SpOC Chaplain Corps leads the charge in supporting global operations

  • Published
  • By 1st Lt Hillary Gibson
  • Space Operations Command
Space Operations Command, the Space Force’s only operational field command, is hard at work determining the best way to support Guardians and Airmen who often find themselves stationed in remote and austere locations, far removed from the support systems found in traditional military units.
For the first time in history, the U.S. has consolidated its space mission under one military branch. Guardians and the Airmen who provide support are quickly learning the Space Force will require a new approach when it comes to best leveraging support services. Accessibility to services enables readiness and ensures our Guardians can focus their attention on the 24/7 space mission.

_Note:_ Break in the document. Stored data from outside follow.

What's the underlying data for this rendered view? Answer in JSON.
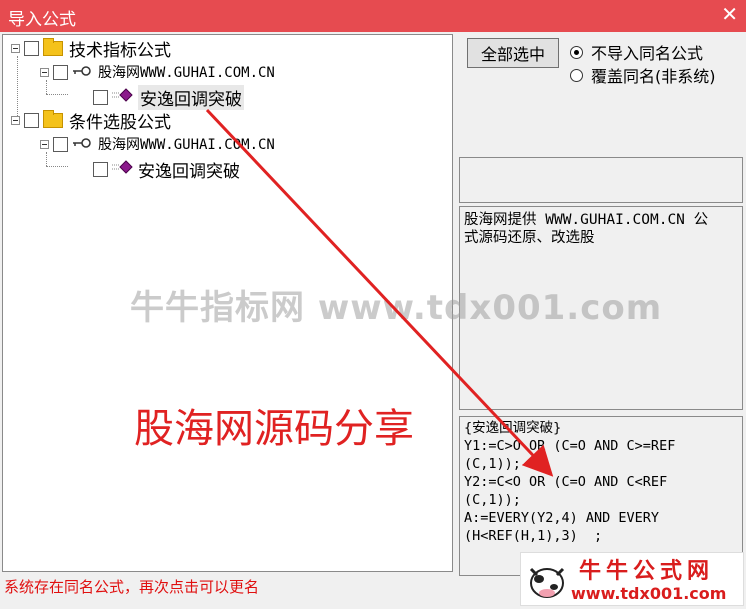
{
  "window": {
    "title": "导入公式",
    "close_glyph": "✕"
  },
  "tree": {
    "groups": [
      {
        "label": "技术指标公式",
        "source": "股海网WWW.GUHAI.COM.CN",
        "formula": "安逸回调突破"
      },
      {
        "label": "条件选股公式",
        "source": "股海网WWW.GUHAI.COM.CN",
        "formula": "安逸回调突破"
      }
    ]
  },
  "controls": {
    "select_all_label": "全部选中",
    "radio_options": [
      {
        "label": "不导入同名公式",
        "selected": true
      },
      {
        "label": "覆盖同名(非系统)",
        "selected": false
      }
    ]
  },
  "description": {
    "lines": [
      "股海网提供 WWW.GUHAI.COM.CN 公",
      "式源码还原、改选股"
    ]
  },
  "code": {
    "lines": [
      "{安逸回调突破}",
      "Y1:=C>O OR (C=O AND C>=REF",
      "(C,1));",
      "Y2:=C<O OR (C=O AND C<REF",
      "(C,1));",
      "A:=EVERY(Y2,4) AND EVERY",
      "(H<REF(H,1),3)  ;"
    ]
  },
  "status_message": "系统存在同名公式，再次点击可以更名",
  "watermarks": {
    "center_text": "牛牛指标网 www.tdx001.com",
    "red_text": "股海网源码分享",
    "logo_title": "牛牛公式网",
    "logo_url": "www.tdx001.com"
  },
  "colors": {
    "titlebar": "#e64b50",
    "status_text": "#e01010",
    "annotation_red": "#e02222",
    "formula_icon": "#8b1a8b"
  },
  "icons": {
    "expander": "minus-box-icon",
    "folder": "folder-icon",
    "key": "key-icon",
    "formula": "diamond-formula-icon"
  }
}
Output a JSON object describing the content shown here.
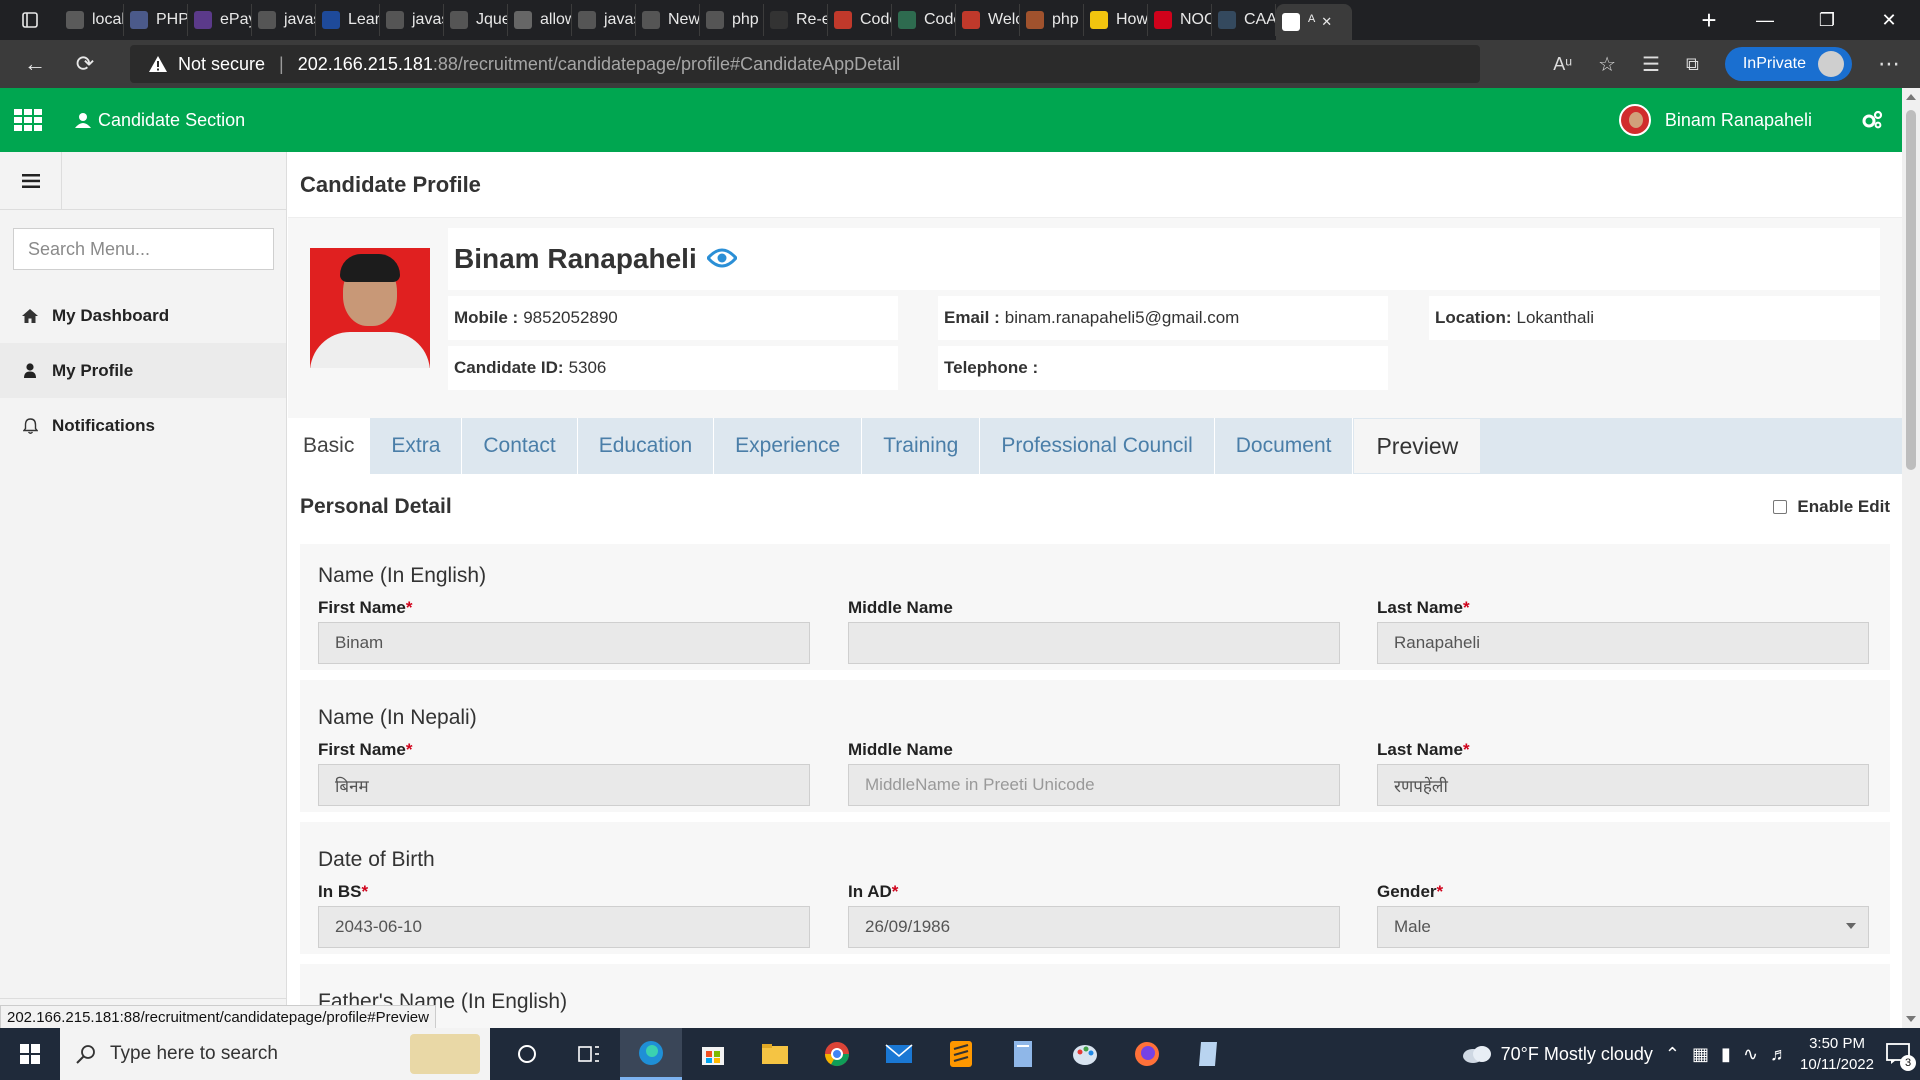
{
  "browser": {
    "tabs": [
      {
        "label": "local",
        "color": "#5a5a5a"
      },
      {
        "label": "PHP:",
        "color": "#4b5a8a"
      },
      {
        "label": "ePay",
        "color": "#5b3a8a"
      },
      {
        "label": "javas",
        "color": "#555555"
      },
      {
        "label": "Learr",
        "color": "#1e4a9a"
      },
      {
        "label": "javas",
        "color": "#555555"
      },
      {
        "label": "Jquer",
        "color": "#555555"
      },
      {
        "label": "allow",
        "color": "#666666"
      },
      {
        "label": "javas",
        "color": "#555555"
      },
      {
        "label": "New",
        "color": "#555555"
      },
      {
        "label": "php",
        "color": "#555555"
      },
      {
        "label": "Re-er",
        "color": "#333333"
      },
      {
        "label": "Code",
        "color": "#c0392b"
      },
      {
        "label": "Code",
        "color": "#2e6b4f"
      },
      {
        "label": "Welc",
        "color": "#c0392b"
      },
      {
        "label": "php",
        "color": "#a0522d"
      },
      {
        "label": "How",
        "color": "#f1c40f"
      },
      {
        "label": "NOC",
        "color": "#d0021b"
      },
      {
        "label": "CAA",
        "color": "#34495e"
      },
      {
        "label": "ᴬ",
        "color": "#ffffff"
      }
    ],
    "not_secure": "Not secure",
    "url_host": "202.166.215.181",
    "url_path": ":88/recruitment/candidatepage/profile#CandidateAppDetail",
    "inprivate": "InPrivate"
  },
  "header": {
    "app_title": "Candidate Section",
    "user_name": "Binam Ranapaheli"
  },
  "sidebar": {
    "search_placeholder": "Search Menu...",
    "items": [
      {
        "label": "My Dashboard",
        "icon": "home-icon"
      },
      {
        "label": "My Profile",
        "icon": "user-icon"
      },
      {
        "label": "Notifications",
        "icon": "bell-icon"
      }
    ]
  },
  "profile": {
    "page_title": "Candidate Profile",
    "name": "Binam Ranapaheli",
    "mobile_label": "Mobile :",
    "mobile": "9852052890",
    "email_label": "Email :",
    "email": "binam.ranapaheli5@gmail.com",
    "location_label": "Location:",
    "location": "Lokanthali",
    "candidate_id_label": "Candidate ID:",
    "candidate_id": "5306",
    "telephone_label": "Telephone :",
    "telephone": ""
  },
  "tabs": [
    "Basic",
    "Extra",
    "Contact",
    "Education",
    "Experience",
    "Training",
    "Professional Council",
    "Document",
    "Preview"
  ],
  "form": {
    "section_title": "Personal Detail",
    "enable_edit": "Enable Edit",
    "name_en_title": "Name (In English)",
    "name_np_title": "Name (In Nepali)",
    "dob_title": "Date of Birth",
    "next_title": "Father's Name (In English)",
    "first_name_label": "First Name",
    "middle_name_label": "Middle Name",
    "last_name_label": "Last Name",
    "first_name_en": "Binam",
    "middle_name_en": "",
    "last_name_en": "Ranapaheli",
    "first_name_np": "बिनम",
    "middle_name_np_placeholder": "MiddleName in Preeti Unicode",
    "last_name_np": "रणपहेंली",
    "in_bs_label": "In BS",
    "in_ad_label": "In AD",
    "gender_label": "Gender",
    "in_bs": "2043-06-10",
    "in_ad": "26/09/1986",
    "gender": "Male"
  },
  "status_url": "202.166.215.181:88/recruitment/candidatepage/profile#Preview",
  "taskbar": {
    "search_placeholder": "Type here to search",
    "weather": "70°F  Mostly cloudy",
    "time": "3:50 PM",
    "date": "10/11/2022",
    "notification_count": "3"
  }
}
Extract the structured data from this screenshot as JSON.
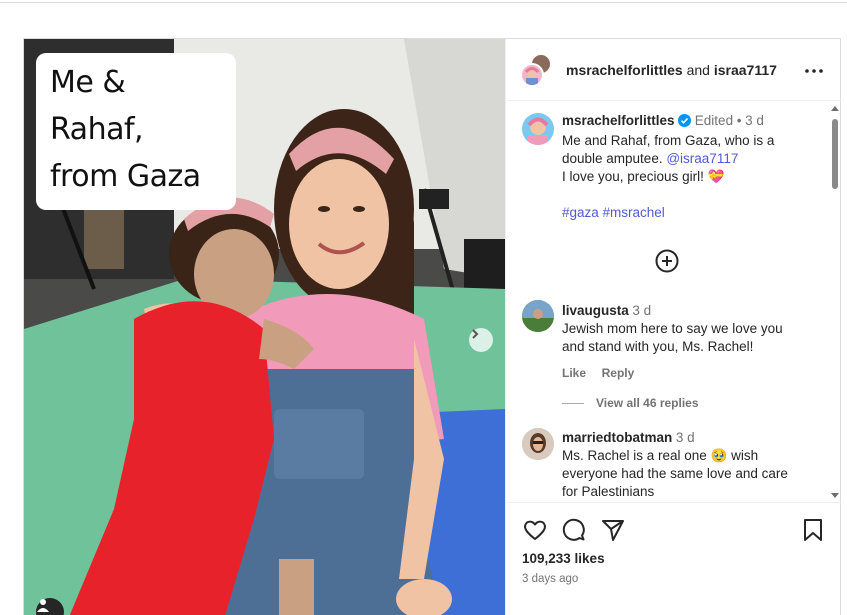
{
  "overlay": {
    "line1": "Me & Rahaf,",
    "line2": "from Gaza"
  },
  "header": {
    "user1": "msrachelforlittles",
    "joiner": "and",
    "user2": "israa7117"
  },
  "caption": {
    "user": "msrachelforlittles",
    "edited": "Edited",
    "dot": "•",
    "time": "3 d",
    "text1": "Me and Rahaf, from Gaza, who is a",
    "text2a": "double amputee.",
    "mention": "@israa7117",
    "text3": "I love you, precious girl! 💝",
    "hashtags": "#gaza #msrachel"
  },
  "comments": [
    {
      "user": "livaugusta",
      "time": "3 d",
      "line1": "Jewish mom here to say we love you",
      "line2": "and stand with you, Ms. Rachel!",
      "like": "Like",
      "reply": "Reply",
      "view_replies": "View all 46 replies"
    },
    {
      "user": "marriedtobatman",
      "time": "3 d",
      "line1": "Ms. Rachel is a real one 🥹 wish",
      "line2": "everyone had the same love and care",
      "line3": "for Palestinians"
    }
  ],
  "stats": {
    "likes": "109,233 likes",
    "ago": "3 days ago"
  },
  "colors": {
    "verified": "#0095f6",
    "link": "#4f5bd5",
    "text": "#262626",
    "muted": "#737373"
  },
  "icons": [
    "next-arrow-icon",
    "tag-people-icon",
    "more-icon",
    "verified-icon",
    "add-comment-icon",
    "heart-icon",
    "comment-icon",
    "share-icon",
    "bookmark-icon"
  ]
}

Lt. Col Christopher Conklin, Field Command Chaplain Space Operations Command, is leading the charge when it comes to figuring out how best to provide spiritual support services to Guardians assigned to SpOC but stationed around the globe.
 “I know the Chaplain Corps is making a difference when we make the move from ‘the’ chaplain to ‘my’ chaplain,” said Conklin. “This requires Chaplains and Religious Affairs Airmen to be plugged into their organization’s culture. Their physical presence enables them to learn and understand the individual needs of their unit and its personnel”.
So, how do you meet the needs of your people when a fundamental aspect of your job becomes a logistical challenge?
According to Conklin, “Being innovative in finding solutions is key. But being proactive is more so. We can no longer afford to be reactive. The demand signal is clear.”
Currently, Chaplain’s assigned to support the Space Force are utilizing the Air Force’s approach to providing spiritual resiliency support. Things have come a long way in the last decade with the Air Force kicking off programs like True North, which saw resiliency teams embedded into specific high demand units. While it’s a good start, simply plugging and playing into an existing system is not the answer.
Conklin has been hard at work assessing the needs of the Space Force personnel he supports which include Guardians, Airmen, Interservice Transfers, civilians and contractors. From Washington D.C. to Thule, Greenland, Space Force teams are smaller and spread out to provide support for global operations.  The unique infrastructure at these locations may look different than what one expects to find readily accessible to Department of Defense personnel serving stateside and abroad.
These challenges are not limited to the Chaplain Corps but are shared across all forms of support services the Air Force provides to the Space Force. For example, individuals assigned to the SATCOM mission in Hawaii often find themselves supporting 24/7 operations. Their battle rhythm is demanding with little wiggle room for anything ad-hoc. Yet, their support services are located nearly an hour away on an entirely different military installation. As the Space Force continues to grow, challenges like these will not be uncommon. 
“Ultimately, we must prepare our Guardians to operate and succeed where they don’t have immediate support,” said Conklin. Military leaders like Conklin will continue to develop new approaches to meet the needs of their personnel in the most effective and efficient manner unique to the Space Force. They are committed to build the Space Force our Guardians deserve.